On Thursday, when Aaron was still alive, the whole school wore white, a show of solidarity-and the opposite of black. On Friday, after his death, still spurning black, the whole school wore red. It signified, they explained, a beating heart.

The beat goes on.

Note: By invitation, I’ve started a blog on the Psychology Today website, and my latest post can be read there or here, although different comments may be  posted there.


  1. Clare says:

    I’m reminded of the “It gets better” campaign to reassure gay teens that it is possible to find acceptance, friendship and a welcome in adult life.

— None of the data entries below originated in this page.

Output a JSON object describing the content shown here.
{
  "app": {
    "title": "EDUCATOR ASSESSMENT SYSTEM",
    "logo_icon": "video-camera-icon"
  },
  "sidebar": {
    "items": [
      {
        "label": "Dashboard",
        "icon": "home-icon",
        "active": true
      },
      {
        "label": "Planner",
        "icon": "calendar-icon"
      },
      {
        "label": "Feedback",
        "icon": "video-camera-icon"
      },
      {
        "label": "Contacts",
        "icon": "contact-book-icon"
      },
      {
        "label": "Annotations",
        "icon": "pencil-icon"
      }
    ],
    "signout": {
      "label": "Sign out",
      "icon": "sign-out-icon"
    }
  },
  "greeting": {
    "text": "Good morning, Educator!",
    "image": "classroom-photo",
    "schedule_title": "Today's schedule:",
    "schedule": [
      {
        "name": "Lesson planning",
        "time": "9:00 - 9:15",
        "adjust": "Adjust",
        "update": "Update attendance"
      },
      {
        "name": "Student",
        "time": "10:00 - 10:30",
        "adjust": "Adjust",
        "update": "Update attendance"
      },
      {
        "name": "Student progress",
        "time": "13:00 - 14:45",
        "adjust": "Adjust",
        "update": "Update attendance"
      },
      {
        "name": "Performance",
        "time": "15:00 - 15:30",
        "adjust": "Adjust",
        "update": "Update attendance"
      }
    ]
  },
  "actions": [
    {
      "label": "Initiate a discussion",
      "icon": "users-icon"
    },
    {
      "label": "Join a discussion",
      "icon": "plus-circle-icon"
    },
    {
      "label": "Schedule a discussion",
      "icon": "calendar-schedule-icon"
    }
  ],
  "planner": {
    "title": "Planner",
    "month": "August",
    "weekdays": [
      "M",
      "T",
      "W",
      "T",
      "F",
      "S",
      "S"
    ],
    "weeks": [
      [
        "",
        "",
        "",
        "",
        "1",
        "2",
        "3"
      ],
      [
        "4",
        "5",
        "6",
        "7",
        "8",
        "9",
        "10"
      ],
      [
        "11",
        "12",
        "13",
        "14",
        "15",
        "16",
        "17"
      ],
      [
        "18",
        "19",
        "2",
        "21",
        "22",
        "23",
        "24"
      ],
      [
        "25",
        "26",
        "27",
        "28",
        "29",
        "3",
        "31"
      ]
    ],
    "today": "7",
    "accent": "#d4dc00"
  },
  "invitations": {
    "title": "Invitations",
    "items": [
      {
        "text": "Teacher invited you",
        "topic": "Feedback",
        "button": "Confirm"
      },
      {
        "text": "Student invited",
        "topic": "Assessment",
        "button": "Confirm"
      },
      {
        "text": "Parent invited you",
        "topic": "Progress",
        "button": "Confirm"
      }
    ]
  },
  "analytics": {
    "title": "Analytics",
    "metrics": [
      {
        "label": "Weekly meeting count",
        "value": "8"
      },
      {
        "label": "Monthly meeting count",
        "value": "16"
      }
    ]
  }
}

At my age, I know how utterly true it is that time heals wounds (not all of them, of course, but at least some of them). But I imagine that’s a hard sell for a teenager, whose life is so utterly caught up with the here and now. Is it the wisdom of age that reassures us to wait… just wait… or, rather more prosaically, is it that older people just lack the energy of youth to take matters into their own hands?

  2. Marie Manning, Ph.D. says:

    As a parent of a student at the magnet, I appreciate your statements and agree that the students at the Magnet are truly remarkable. I am inspired by the way they used their resources to work through a challenge–faster than even everyone else could process what was going on. I knew the students were on lockdown; my professional training in behavioral disorders provided me comfort knowing that everyone else was safe. That was until my child called home. For the first time in her life she was speechless, muted by her own confusion. The drive to get to her was the longest one in my life. The next few days, however, the students rallied will a frenzy of text’s, and other social networking posts that was unparallel to anything I had ever seen in which they organized their own series of school-wide support system. In the days and weeks that have followed, I have been supporting her the best ways I know how–but at the same time have been awestruck how she has worked through it all. More important, I have been inspired by the way the student body has dealt with such a horrific tragedy.

  3. Mel Konner says:

    Dear Clare,

    Thank you for writing. I was reminded of the same “it gets better” campaign. If you haven’t seen the video of the Fort Worth city councilman’s speech, don’t miss it:

    In my next posting I’ve tried to say a little about how teenagers at risk for suicide may be different from adults on the same brink. I wouldn’t be surprised if energy is in some sense a part of it—this may explain why all anti-depressants carry a risk of suicide, especially when they first start to work. The depressed person finally has a little energy, but has not yet learned to use it to become less depressed, only to take the worst possible action. I think the situation with teenagers is more complicated; hormonal surges of puberty occur earlier than ever, while the inhibitory competence of the frontal lobes is years away from maturity. It’s the energy, but it’s also the despairing impulse, and the inability to hold it back long enough to let it pass.

    Whatever the explanation, we can be glad that the suicide rate for teens is still substantially lower than the average over all ages. Let’s hope we can make it lower.

    Be well,


  4. Mel Konner says:

    Dear Dr. Manning,

    I am sure you realize how much it means to me that someone as close to these events as you are sees them in a way not so different from how I saw them from a distance. Your description of your daughter’s and her schoolmates’ resilience moistened my eyes. It matches my own impression of the wave of love and mutual support that swept through their young community. Despite the fact that I tend to believe in and expect more resilience than many psychologists do, I was still surprised enough by their exceptional response to want to write about it. Aaron’s dreadful suffering is worth telling about of course, but there is so much suffering in this world, and what made me want to write about it was the way your daughter and her friends and their community lived through it and, it seems to me, came out better and stronger on the other side. Thank you for taking the time to write to me about it as well.